Autre hypocrisie, avec votre dispositif, le gain en termes de pouvoir d'achat pour les salariés sera illusoire, et vous le savez bien, puisqu'il n'est question pour vous que d'une politique d'affichage. Les quelques euros de plus que toucheront les salariés seront demain très vite annulés par le blocage du salaire de base auquel vous encouragez implicitement les employeurs et par les augmentations de dépenses que vous avez programmées, aussi bien en ce qui concerne les dépenses de santé – franchises et déremboursements – qu'avec l'augmentation probable et seulement ajournée de la TVA prétendument sociale.
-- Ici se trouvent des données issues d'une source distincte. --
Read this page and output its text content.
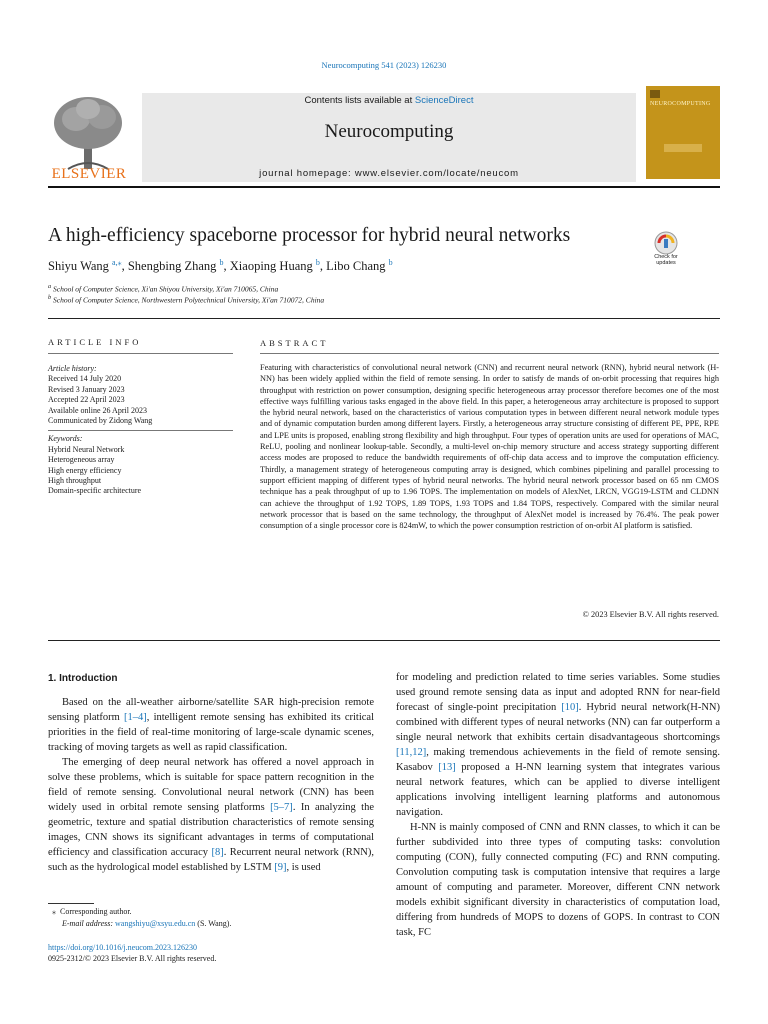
Neurocomputing 541 (2023) 126230
ELSEVIER
Contents lists available at ScienceDirect
Neurocomputing
journal homepage: www.elsevier.com/locate/neucom
NEUROCOMPUTING
A high-efficiency spaceborne processor for hybrid neural networks
Check for updates
Shiyu Wang $^{a,⁎}$, Shengbing Zhang $^b$, Xiaoping Huang $^b$, Libo Chang $^b$
$^a$ School of Computer Science, Xi'an Shiyou University, Xi'an 710065, China
$^b$ School of Computer Science, Northwestern Polytechnical University, Xi'an 710072, China
ARTICLE INFO
Article history:
Received 14 July 2020
Revised 3 January 2023
Accepted 22 April 2023
Available online 26 April 2023
Communicated by Zidong Wang
Keywords:
Hybrid Neural Network
Heterogeneous array
High energy efficiency
High throughput
Domain-specific architecture
ABSTRACT
Featuring with characteristics of convolutional neural network (CNN) and recurrent neural network (RNN), hybrid neural network (H-NN) has been widely applied within the field of remote sensing. In order to satisfy de mands of on-orbit processing that requires high throughput with restriction on power consumption, designing specific heterogeneous array processor therefore becomes one of the most effective ways fulfilling various tasks engaged in the above field. In this paper, a heterogeneous array architecture is proposed to support the hybrid neural network, based on the characteristics of various computation types in between different neural network module types and of dynamic computation burden among different layers. Firstly, a heterogeneous array structure consisting of different PE, PPE, RPE and LPE units is proposed, enabling strong flexibility and high throughput. Four types of operation units are used for operations of MAC, ReLU, pooling and nonlinear lookup-table. Secondly, a multi-level on-chip memory structure and access strategy supporting different access modes are proposed to reduce the bandwidth requirements of off-chip data access and to improve the computation efficiency. Thirdly, a management strategy of heterogeneous computing array is designed, which combines pipelining and parallel processing to support efficient mapping of different types of hybrid neural networks. The hybrid neural network processor based on 65 nm CMOS technique has a peak throughput of up to 1.96 TOPS. The implementation on models of AlexNet, LRCN, VGG19-LSTM and CLDNN can achieve the throughput of 1.92 TOPS, 1.89 TOPS, 1.93 TOPS and 1.84 TOPS, respectively. Compared with the similar neural network processor that is based on the same technology, the throughput of AlexNet model is increased by 76.4%. The peak power consumption of a single processor core is 824mW, to which the power consumption restriction of on-orbit AI platform is satisfied.
© 2023 Elsevier B.V. All rights reserved.
1. Introduction

Based on the all-weather airborne/satellite SAR high-precision remote sensing platform [1–4], intelligent remote sensing has exhibited its critical priorities in the field of real-time monitoring of large-scale dynamic scenes, tracking of moving targets as well as rapid classification.

The emerging of deep neural network has offered a novel approach in solve these problems, which is suitable for space pattern recognition in the field of remote sensing. Convolutional neural network (CNN) has been widely used in orbital remote sensing platforms [5–7]. In analyzing the geometric, texture and spatial distribution characteristics of remote sensing images, CNN shows its significant advantages in terms of computational efficiency and classification accuracy [8]. Recurrent neural network (RNN), such as the hydrological model established by LSTM [9], is used

for modeling and prediction related to time series variables. Some studies used ground remote sensing data as input and adopted RNN for near-field forecast of single-point precipitation [10]. Hybrid neural network(H-NN) combined with different types of neural networks (NN) can far outperform a single neural network that exhibits certain disadvantageous shortcomings [11,12], making tremendous achievements in the field of remote sensing. Kasabov [13] proposed a H-NN learning system that integrates various neural network features, which can be applied to diverse intelligent applications involving intelligent learning platforms and autonomous navigation.

H-NN is mainly composed of CNN and RNN classes, to which it can be further subdivided into three types of computing tasks: convolution computing (CON), fully connected computing (FC) and RNN computing. Convolution computing task is computation intensive that requires a large amount of computing and parameter. Moreover, different CNN network models exhibit significant diversity in characteristics of computation load, differing from hundreds of MOPS to dozens of GOPS. In contrast to CON task, FC

⁎ Corresponding author.
E-mail address: wangshiyu@xsyu.edu.cn (S. Wang).
https://doi.org/10.1016/j.neucom.2023.126230
0925-2312/© 2023 Elsevier B.V. All rights reserved.
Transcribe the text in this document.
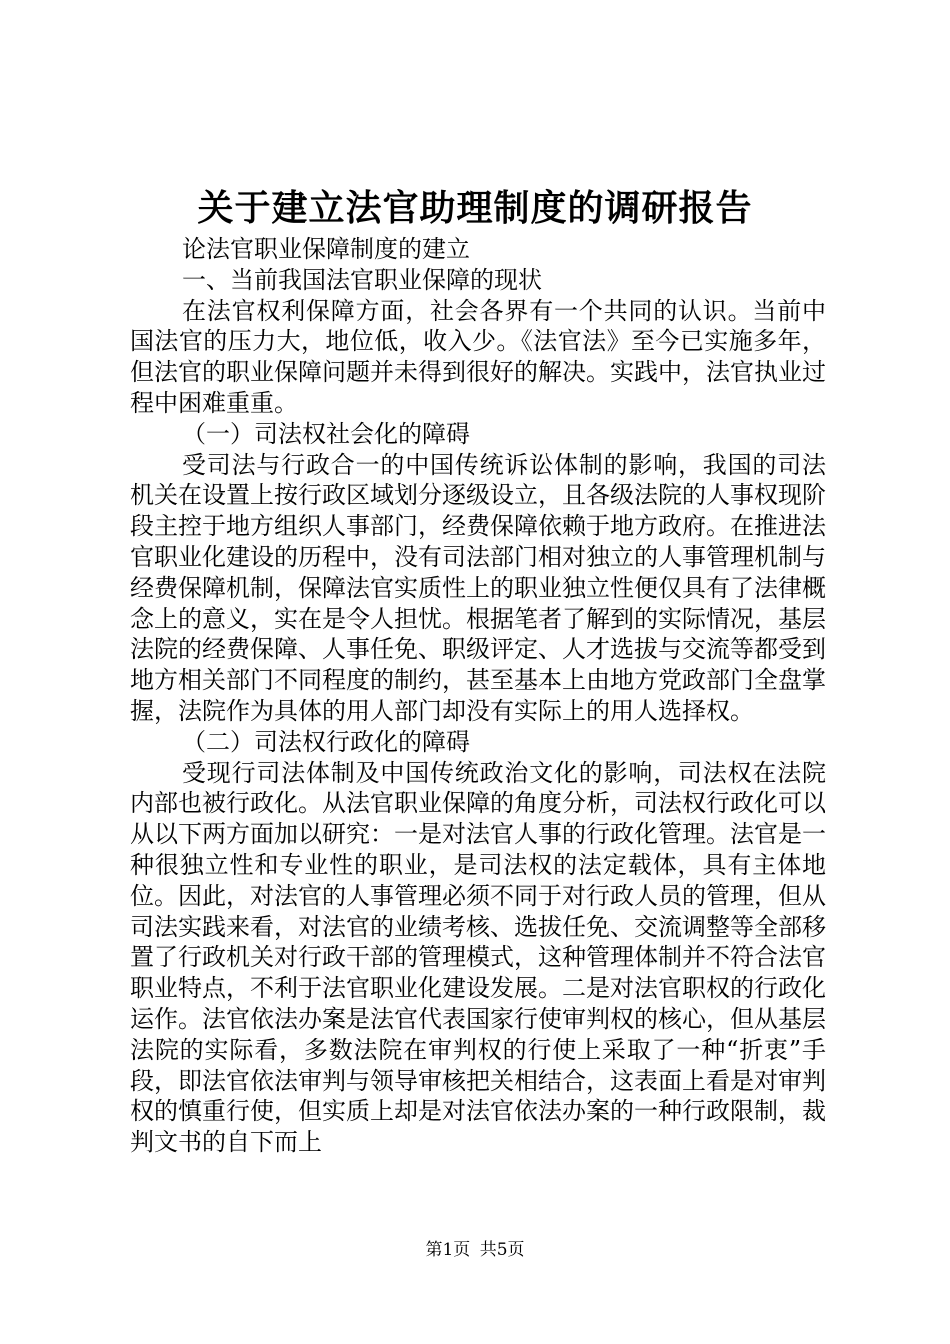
关于建立法官助理制度的调研报告

论法官职业保障制度的建立

一、当前我国法官职业保障的现状

在法官权利保障方面，社会各界有一个共同的认识。当前中国法官的压力大，地位低，收入少。《法官法》至今已实施多年，但法官的职业保障问题并未得到很好的解决。实践中，法官执业过程中困难重重。

（一）司法权社会化的障碍

受司法与行政合一的中国传统诉讼体制的影响，我国的司法机关在设置上按行政区域划分逐级设立，且各级法院的人事权现阶段主控于地方组织人事部门，经费保障依赖于地方政府。在推进法官职业化建设的历程中，没有司法部门相对独立的人事管理机制与经费保障机制，保障法官实质性上的职业独立性便仅具有了法律概念上的意义，实在是令人担忧。根据笔者了解到的实际情况，基层法院的经费保障、人事任免、职级评定、人才选拔与交流等都受到地方相关部门不同程度的制约，甚至基本上由地方党政部门全盘掌握，法院作为具体的用人部门却没有实际上的用人选择权。

（二）司法权行政化的障碍

受现行司法体制及中国传统政治文化的影响，司法权在法院内部也被行政化。从法官职业保障的角度分析，司法权行政化可以从以下两方面加以研究：一是对法官人事的行政化管理。法官是一种很独立性和专业性的职业，是司法权的法定载体，具有主体地位。因此，对法官的人事管理必须不同于对行政人员的管理，但从司法实践来看，对法官的业绩考核、选拔任免、交流调整等全部移置了行政机关对行政干部的管理模式，这种管理体制并不符合法官职业特点，不利于法官职业化建设发展。二是对法官职权的行政化运作。法官依法办案是法官代表国家行使审判权的核心，但从基层法院的实际看，多数法院在审判权的行使上采取了一种“折衷”手段，即法官依法审判与领导审核把关相结合，这表面上看是对审判权的慎重行使，但实质上却是对法官依法办案的一种行政限制，裁判文书的自下而上

第1页 共5页
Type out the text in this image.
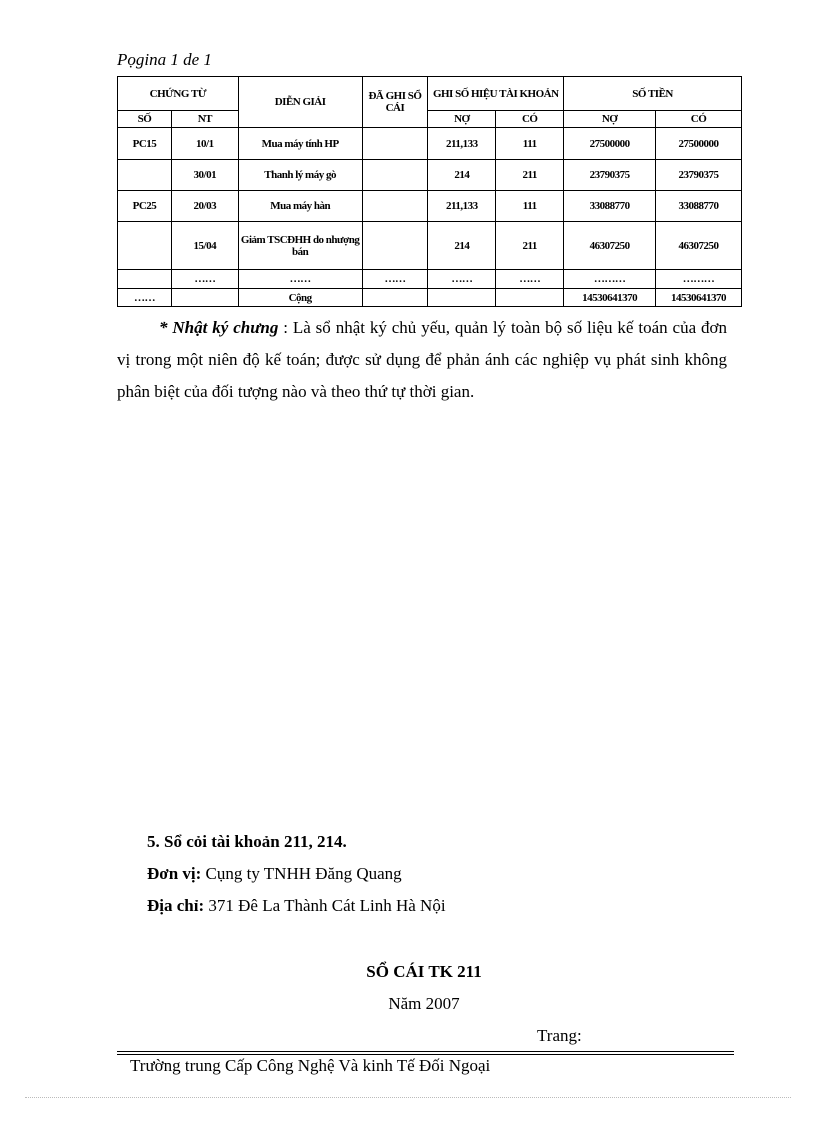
Pọgina 1 de 1
CHỨNG TỪ		DIỄN GIẢI	ĐÃ GHI SỔ CÁI	GHI SỐ HIỆU TÀI KHOẢN		SỐ TIỀN	
SỐ	NT			NỢ	CÓ	NỢ	CÓ
PC15	10/1	Mua máy tính HP		211,133	111	27500000	27500000
	30/01	Thanh lý máy gò		214	211	23790375	23790375
PC25	20/03	Mua máy hàn		211,133	111	33088770	33088770
	15/04	Giảm TSCĐHH do nhượng bán		214	211	46307250	46307250
	……	……	……	……	……	………	………
……		Cộng				14530641370	14530641370
* Nhật ký chưng : Là sổ nhật ký chủ yếu, quản lý toàn bộ số liệu kế toán của đơn vị trong một niên độ kế toán; được sử dụng để phản ánh các nghiệp vụ phát sinh không phân biệt của đối tượng nào và theo thứ tự thời gian.
5. Sổ cỏi tài khoản 211, 214.
Đơn vị: Cụng ty TNHH Đăng Quang
Địa chỉ: 371 Đê La Thành Cát Linh Hà Nội
SỔ CÁI TK 211
Năm 2007
Trang:
Trường trung Cấp Công Nghệ Và kinh Tế Đối Ngoại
Enfin, votre mesure va aggraver les inégalités. Les allégements de cotisations et de contributions fiscales seront à proportion des salaires, donc d'autant plus faibles que les salaires sont plus bas. Les salariés précaires et sous contrat temporaire, comme les salariés travaillant dans les branches et entreprises où des accords prévoient des majorations pour heures supplémentaires inférieures à 25 %, seront écartés de l'essentiel de la mesure.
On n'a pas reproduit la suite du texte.